Pain, Opium, and Double Trouble
The pain from last night only got worse as I slept. I spent the night sitting up in bed, a position that didn’t hurt as much as others.
After waking up I had the pleasure of finding that all attempts to get out of bed were met with intense pain. Pain that motivated me to stay in bed and not move a muscle. Except for the muscles used in taking two Percocet, and calling the oncology nurse (Sharon) that works with Dr Norman.
I described the pain (shoulder pain, likely because of spleen interacting with diaphragm) and she paged Dr Norman to ask his advice. She called us back with the request that we head to Urgent Care, where she’d ordered some pain medication and a CAT scan.
We also called our friend Lauren (an EMT) for backup.
I got into the car verrry slowly and Jana drove Lauren and I to the hospital post-haste.
We checked-in at Urgent Care and were admitted right away, skipping triage and much waiting. Vitals were recorded, a bit of blood was drawn, and then we got started on medication.
First was the awesomely-named anti-nausea drug Ondansetron, which would be a great name for a disco robot.
Then they got to the actual pain medication: Dilaudid. It’s just about as close as you can get to pure opium. I didn’t notice tremendous effect, but my dosage amount was pretty low.
Then: a surprise visit from Dr Norman! He stepped in to give us a briefing on the next steps. He didn’t have the full pathology report on the lymph node yet, but he was hearing unofficially that there appear to be colonies of more than one type of lymphoma. His suspicion is that I could have LPL that has spun off an instance of DLBCL along the way.
That’s right… I may have double cancer. Trump card for sympathy! Twice the bounty when I beat them both!
The chemotherapy would be intended to attack and destroy both cancers during the series.
We launch our attack tomorrow at 10am.
After some time to let the medication kick in, they took me downstairs for another CAT scan. We wanted to ensure that this pain wasn’t due to some sort of rupture or bleeding. Sure enough, my spleen is totally intact.
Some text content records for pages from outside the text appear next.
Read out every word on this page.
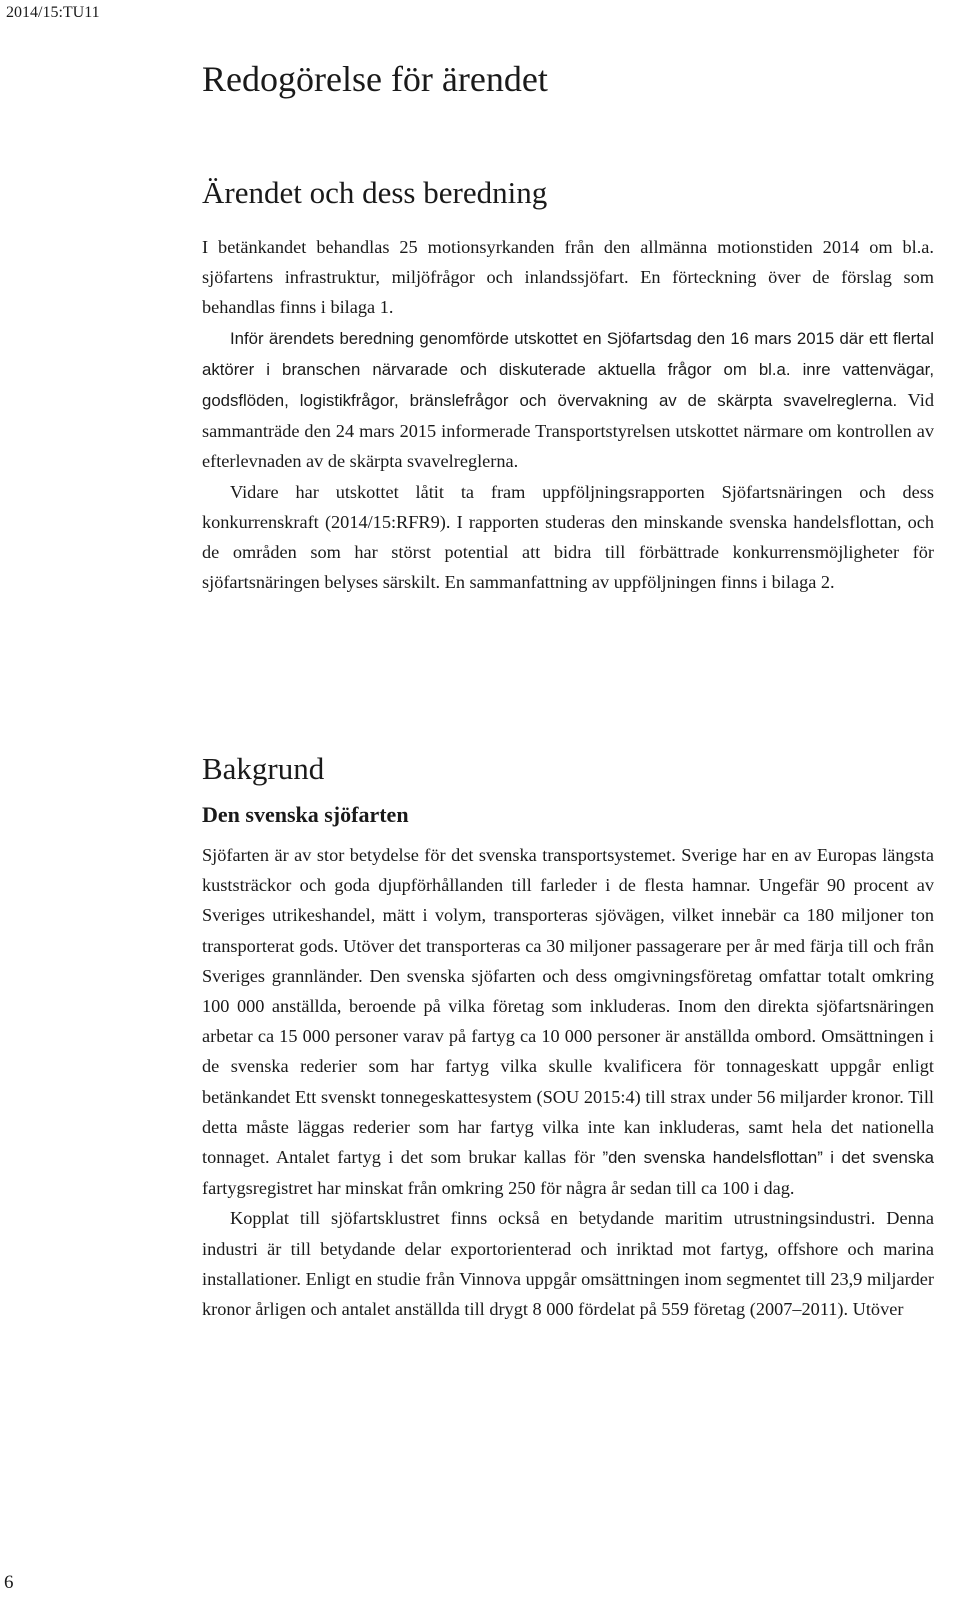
2014/15:TU11
Redogörelse för ärendet
Ärendet och dess beredning

I betänkandet behandlas 25 motionsyrkanden från den allmänna motionstiden 2014 om bl.a. sjöfartens infrastruktur, miljöfrågor och inlandssjöfart. En förteckning över de förslag som behandlas finns i bilaga 1.

Inför ärendets beredning genomförde utskottet en Sjöfartsdag den 16 mars 2015 där ett flertal aktörer i branschen närvarade och diskuterade aktuella frågor om bl.a. inre vattenvägar, godsflöden, logistikfrågor, bränslefrågor och övervakning av de skärpta svavelreglerna. Vid sammanträde den 24 mars 2015 informerade Transportstyrelsen utskottet närmare om kontrollen av efterlevnaden av de skärpta svavelreglerna.

Vidare har utskottet låtit ta fram uppföljningsrapporten Sjöfartsnäringen och dess konkurrenskraft (2014/15:RFR9). I rapporten studeras den minskande svenska handelsflottan, och de områden som har störst potential att bidra till förbättrade konkurrensmöjligheter för sjöfartsnäringen belyses särskilt. En sammanfattning av uppföljningen finns i bilaga 2.

Bakgrund
Den svenska sjöfarten

Sjöfarten är av stor betydelse för det svenska transportsystemet. Sverige har en av Europas längsta kuststräckor och goda djupförhållanden till farleder i de flesta hamnar. Ungefär 90 procent av Sveriges utrikeshandel, mätt i volym, transporteras sjövägen, vilket innebär ca 180 miljoner ton transporterat gods. Utöver det transporteras ca 30 miljoner passagerare per år med färja till och från Sveriges grannländer. Den svenska sjöfarten och dess omgivningsföretag omfattar totalt omkring 100 000 anställda, beroende på vilka företag som inkluderas. Inom den direkta sjöfartsnäringen arbetar ca 15 000 personer varav på fartyg ca 10 000 personer är anställda ombord. Omsättningen i de svenska rederier som har fartyg vilka skulle kvalificera för tonnageskatt uppgår enligt betänkandet Ett svenskt tonnegeskattesystem (SOU 2015:4) till strax under 56 miljarder kronor. Till detta måste läggas rederier som har fartyg vilka inte kan inkluderas, samt hela det nationella tonnaget. Antalet fartyg i det som brukar kallas för ”den svenska handelsflottan” i det svenska fartygsregistret har minskat från omkring 250 för några år sedan till ca 100 i dag.

Kopplat till sjöfartsklustret finns också en betydande maritim utrustningsindustri. Denna industri är till betydande delar exportorienterad och inriktad mot fartyg, offshore och marina installationer. Enligt en studie från Vinnova uppgår omsättningen inom segmentet till 23,9 miljarder kronor årligen och antalet anställda till drygt 8 000 fördelat på 559 företag (2007–2011). Utöver

6
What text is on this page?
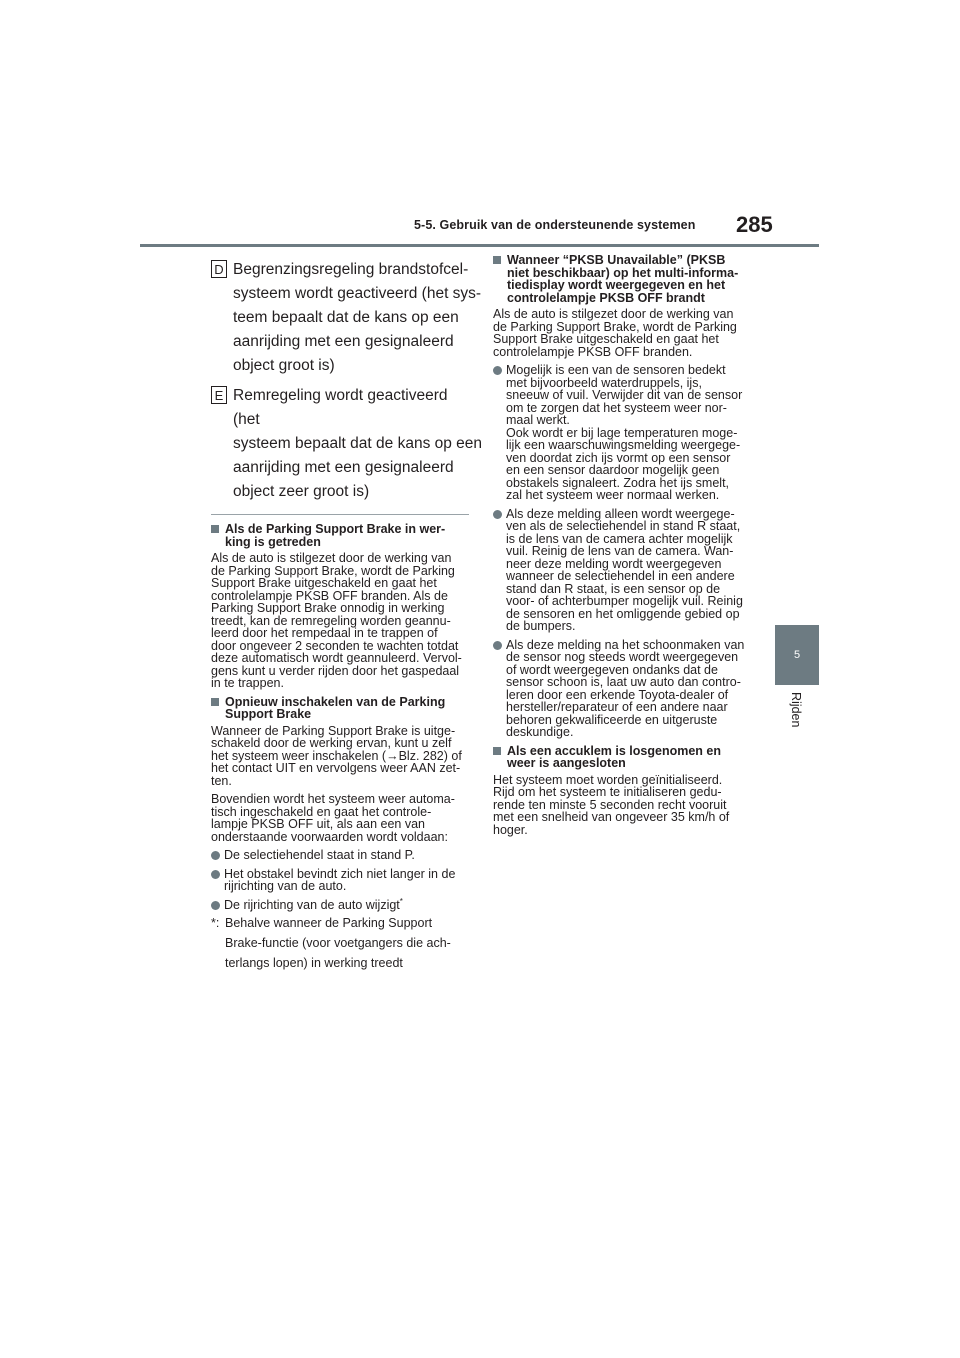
5-5. Gebruik van de ondersteunende systemen 285
5
Rijden
D Begrenzingsregeling brandstofcel-
systeem wordt geactiveerd (het sys-
teem bepaalt dat de kans op een
aanrijding met een gesignaleerd
object groot is)
E Remregeling wordt geactiveerd (het
systeem bepaalt dat de kans op een
aanrijding met een gesignaleerd
object zeer groot is)
Als de Parking Support Brake in wer-
king is getreden
Als de auto is stilgezet door de werking van
de Parking Support Brake, wordt de Parking
Support Brake uitgeschakeld en gaat het
controlelampje PKSB OFF branden. Als de
Parking Support Brake onnodig in werking
treedt, kan de remregeling worden geannu-
leerd door het rempedaal in te trappen of
door ongeveer 2 seconden te wachten totdat
deze automatisch wordt geannuleerd. Vervol-
gens kunt u verder rijden door het gaspedaal
in te trappen.
Opnieuw inschakelen van de Parking
Support Brake
Wanneer de Parking Support Brake is uitge-
schakeld door de werking ervan, kunt u zelf
het systeem weer inschakelen (→Blz. 282) of
het contact UIT en vervolgens weer AAN zet-
ten.
Bovendien wordt het systeem weer automa-
tisch ingeschakeld en gaat het controle-
lampje PKSB OFF uit, als aan een van
onderstaande voorwaarden wordt voldaan:
De selectiehendel staat in stand P.
Het obstakel bevindt zich niet langer in de
rijrichting van de auto.
De rijrichting van de auto wijzigt*
*: Behalve wanneer de Parking Support
Brake-functie (voor voetgangers die ach-
terlangs lopen) in werking treedt
Wanneer “PKSB Unavailable” (PKSB
niet beschikbaar) op het multi-informa-
tiedisplay wordt weergegeven en het
controlelampje PKSB OFF brandt
Als de auto is stilgezet door de werking van
de Parking Support Brake, wordt de Parking
Support Brake uitgeschakeld en gaat het
controlelampje PKSB OFF branden.
Mogelijk is een van de sensoren bedekt
met bijvoorbeeld waterdruppels, ijs,
sneeuw of vuil. Verwijder dit van de sensor
om te zorgen dat het systeem weer nor-
maal werkt.
Ook wordt er bij lage temperaturen moge-
lijk een waarschuwingsmelding weergege-
ven doordat zich ijs vormt op een sensor
en een sensor daardoor mogelijk geen
obstakels signaleert. Zodra het ijs smelt,
zal het systeem weer normaal werken.
Als deze melding alleen wordt weergege-
ven als de selectiehendel in stand R staat,
is de lens van de camera achter mogelijk
vuil. Reinig de lens van de camera. Wan-
neer deze melding wordt weergegeven
wanneer de selectiehendel in een andere
stand dan R staat, is een sensor op de
voor- of achterbumper mogelijk vuil. Reinig
de sensoren en het omliggende gebied op
de bumpers.
Als deze melding na het schoonmaken van
de sensor nog steeds wordt weergegeven
of wordt weergegeven ondanks dat de
sensor schoon is, laat uw auto dan contro-
leren door een erkende Toyota-dealer of
hersteller/reparateur of een andere naar
behoren gekwalificeerde en uitgeruste
deskundige.
Als een accuklem is losgenomen en
weer is aangesloten
Het systeem moet worden geïnitialiseerd.
Rijd om het systeem te initialiseren gedu-
rende ten minste 5 seconden recht vooruit
met een snelheid van ongeveer 35 km/h of
hoger.
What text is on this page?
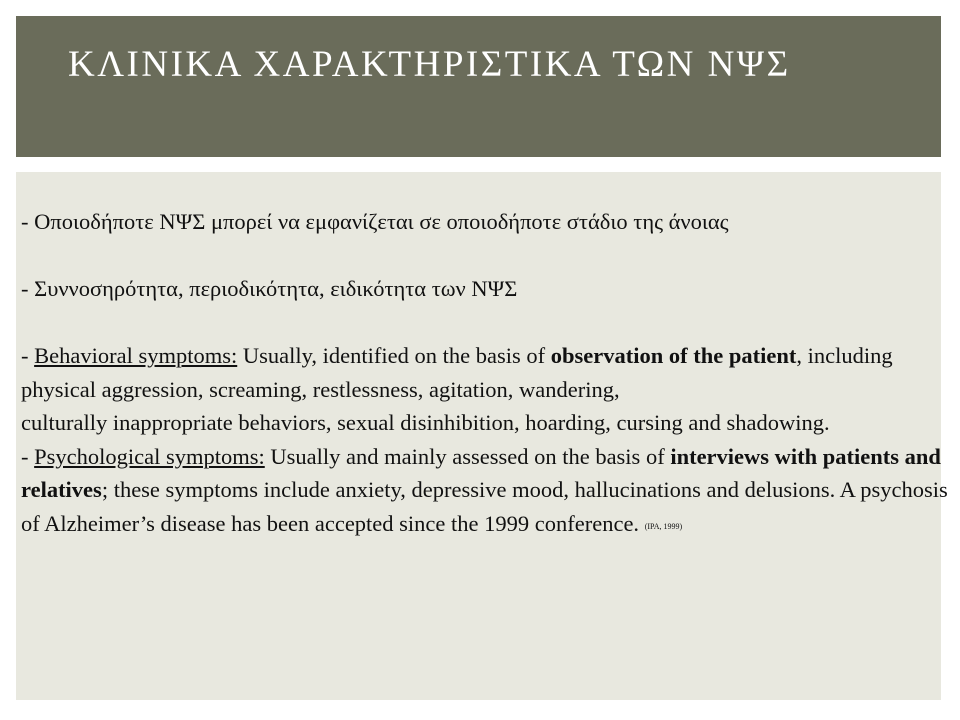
ΚΛΙΝΙΚΑ ΧΑΡΑΚΤΗΡΙΣΤΙΚΑ ΤΩΝ ΝΨΣ

- Οποιοδήποτε ΝΨΣ μπορεί να εμφανίζεται σε οποιοδήποτε στάδιο της άνοιας

- Συννοσηρότητα, περιοδικότητα, ειδικότητα των ΝΨΣ

- Behavioral symptoms: Usually, identified on the basis of observation of the patient, including physical aggression, screaming, restlessness, agitation, wandering,

culturally inappropriate behaviors, sexual disinhibition, hoarding, cursing and shadowing.

- Psychological symptoms: Usually and mainly assessed on the basis of interviews with patients and relatives; these symptoms include anxiety, depressive mood, hallucinations and delusions. A psychosis of Alzheimer’s disease has been accepted since the 1999 conference. (IPA, 1999)
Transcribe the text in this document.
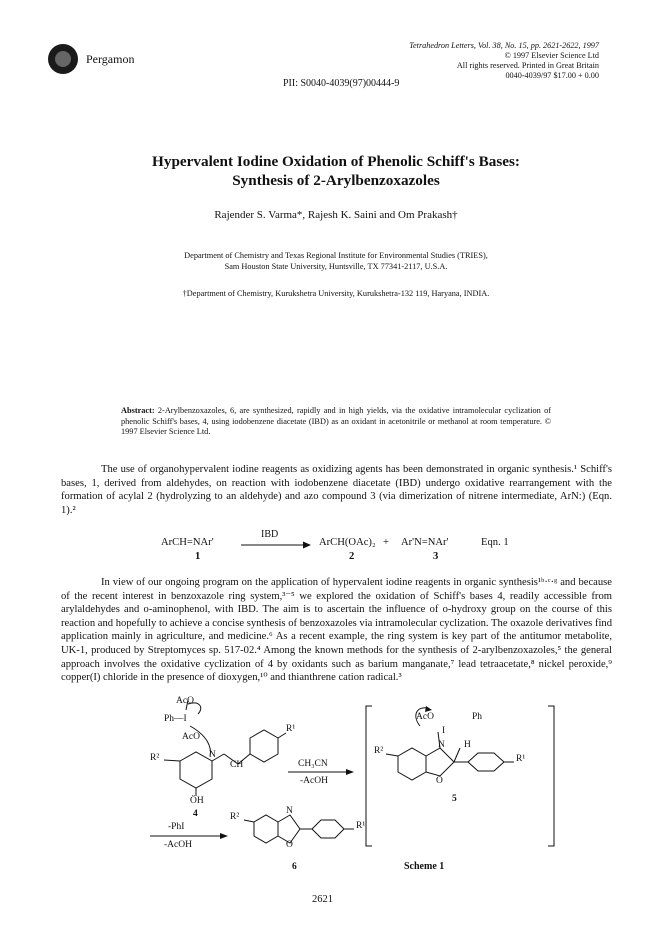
Pergamon
Tetrahedron Letters, Vol. 38, No. 15, pp. 2621-2622, 1997
© 1997 Elsevier Science Ltd
All rights reserved. Printed in Great Britain
0040-4039/97 $17.00 + 0.00
PII: S0040-4039(97)00444-9
Hypervalent Iodine Oxidation of Phenolic Schiff's Bases:
Synthesis of 2-Arylbenzoxazoles
Rajender S. Varma*, Rajesh K. Saini and Om Prakash†
Department of Chemistry and Texas Regional Institute for Environmental Studies (TRIES),
Sam Houston State University, Huntsville, TX 77341-2117, U.S.A.
†Department of Chemistry, Kurukshetra University, Kurukshetra-132 119, Haryana, INDIA.
Abstract: 2-Arylbenzoxazoles, 6, are synthesized, rapidly and in high yields, via the oxidative intramolecular cyclization of phenolic Schiff's bases, 4, using iodobenzene diacetate (IBD) as an oxidant in acetonitrile or methanol at room temperature. © 1997 Elsevier Science Ltd.

The use of organohypervalent iodine reagents as oxidizing agents has been demonstrated in organic synthesis.¹ Schiff's bases, 1, derived from aldehydes, on reaction with iodobenzene diacetate (IBD) undergo oxidative rearrangement with the formation of acylal 2 (hydrolyzing to an aldehyde) and azo compound 3 (via dimerization of nitrene intermediate, ArN:) (Eqn. 1).²

ArCH=NAr'
IBD
ArCH(OAc)₂ + Ar'N=NAr'	Eqn. 1
1	2	3

In view of our ongoing program on the application of hypervalent iodine reagents in organic synthesis¹ᵇ·ᶜ·ᵍ and because of the recent interest in benzoxazole ring system,³⁻⁵ we explored the oxidation of Schiff's bases 4, readily accessible from arylaldehydes and o-aminophenol, with IBD. The aim is to ascertain the influence of o-hydroxy group on the course of this reaction and hopefully to achieve a concise synthesis of benzoxazoles via intramolecular cyclization. The oxazole derivatives find application mainly in agriculture, and medicine.⁶ As a recent example, the ring system is key part of the antitumor metabolite, UK-1, produced by Streptomyces sp. 517-02.⁴ Among the known methods for the synthesis of 2-arylbenzoxazoles,⁵ the general approach involves the oxidative cyclization of 4 by oxidants such as barium manganate,⁷ lead tetraacetate,⁸ nickel peroxide,⁹ copper(I) chloride in the presence of dioxygen,¹⁰ and thianthrene cation radical.³

AcO
Ph—I
AcO
R²	N
CH
ÖH
R¹
4
CH₃CN
-AcOH
AcO	Ph
I
R²
N H
O
R¹
5
-PhI
-AcOH
R²
N
O
R¹
6	Scheme 1
2621
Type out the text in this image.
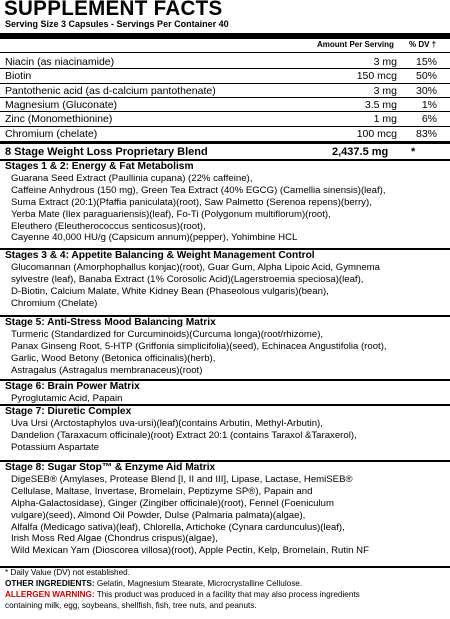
SUPPLEMENT FACTS
Serving Size 3 Capsules - Servings Per Container 40
Amount Per Serving % DV †
Niacin (as niacinamide)	3 mg 15%
Biotin	150 mcg 50%
Pantothenic acid (as d-calcium pantothenate)	3 mg 30%
Magnesium (Gluconate)	3.5 mg 1%
Zinc (Monomethionine)	1 mg 6%
Chromium (chelate)	100 mcg 83%
8 Stage Weight Loss Proprietary Blend	2,437.5 mg *
Stages 1 & 2: Energy & Fat Metabolism
Guarana Seed Extract (Paullinia cupana) (22% caffeine),
Caffeine Anhydrous (150 mg), Green Tea Extract (40% EGCG) (Camellia sinensis)(leaf),
Suma Extract (20:1)(Pfaffia paniculata)(root), Saw Palmetto (Serenoa repens)(berry),
Yerba Mate (Ilex paraguariensis)(leaf), Fo-Ti (Polygonum multiflorum)(root),
Eleuthero (Eleutherococcus senticosus)(root),
Cayenne 40,000 HU/g (Capsicum annum)(pepper), Yohimbine HCL
Stages 3 & 4: Appetite Balancing & Weight Management Control
Glucomannan (Amorphophallus konjac)(root), Guar Gum, Alpha Lipoic Acid, Gymnema
sylvestre (leaf), Banaba Extract (1% Corosolic Acid)(Lagerstroemia speciosa)(leaf),
D-Biotin, Calcium Malate, White Kidney Bean (Phaseolous vulgaris)(bean),
Chromium (Chelate)
Stage 5: Anti-Stress Mood Balancing Matrix
Turmeric (Standardized for Curcuminoids)(Curcuma longa)(root/rhizome),
Panax Ginseng Root, 5-HTP (Griffonia simplicifolia)(seed), Echinacea Angustifolia (root),
Garlic, Wood Betony (Betonica officinalis)(herb),
Astragalus (Astragalus membranaceus)(root)
Stage 6: Brain Power Matrix
Pyroglutamic Acid, Papain
Stage 7: Diuretic Complex
Uva Ursi (Arctostaphylos uva-ursi)(leaf)(contains Arbutin, Methyl-Arbutin),
Dandelion (Taraxacum officinale)(root) Extract 20:1 (contains Taraxol &Taraxerol),
Potassium Aspartate
Stage 8: Sugar Stop™ & Enzyme Aid Matrix
DigeSEB® (Amylases, Protease Blend [I, II and III], Lipase, Lactase, HemiSEB®
Cellulase, Maltase, Invertase, Bromelain, Peptizyme SP®), Papain and
Alpha-Galactosidase), Ginger (Zingiber officinale)(root), Fennel (Foeniculum
vulgare)(seed), Almond Oil Powder, Dulse (Palmaria palmata)(algae),
Alfalfa (Medicago sativa)(leaf), Chlorella, Artichoke (Cynara cardunculus)(leaf),
Irish Moss Red Algae (Chondrus crispus)(algae),
Wild Mexican Yam (Dioscorea villosa)(root), Apple Pectin, Kelp, Bromelain, Rutin NF
* Daily Value (DV) not established.
OTHER INGREDIENTS: Gelatin, Magnesium Stearate, Microcrystalline Cellulose.
ALLERGEN WARNING: This product was produced in a facility that may also process ingredients
containing milk, egg, soybeans, shellfish, fish, tree nuts, and peanuts.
As the level of pain itself was not reduced, and judging from the serious effort it took to get out of bed this morning, the doctor in Urgent Care recommended that I stay in bed overnight in an observation room. A scant hour later we were on our way to the room.
And so here I sit, just about ready to fall asleep. Tomorrow will be a big day: the beginning of a long series of chemotherapy. I feel anxious about having my body burned from the inside, and dealing with sickness and reactions I’ve never known. But I’m ready to start removing uncertainty, to continue trusting in the support of friends, and to give these cancer cells a much-needed “etiquette lesson.”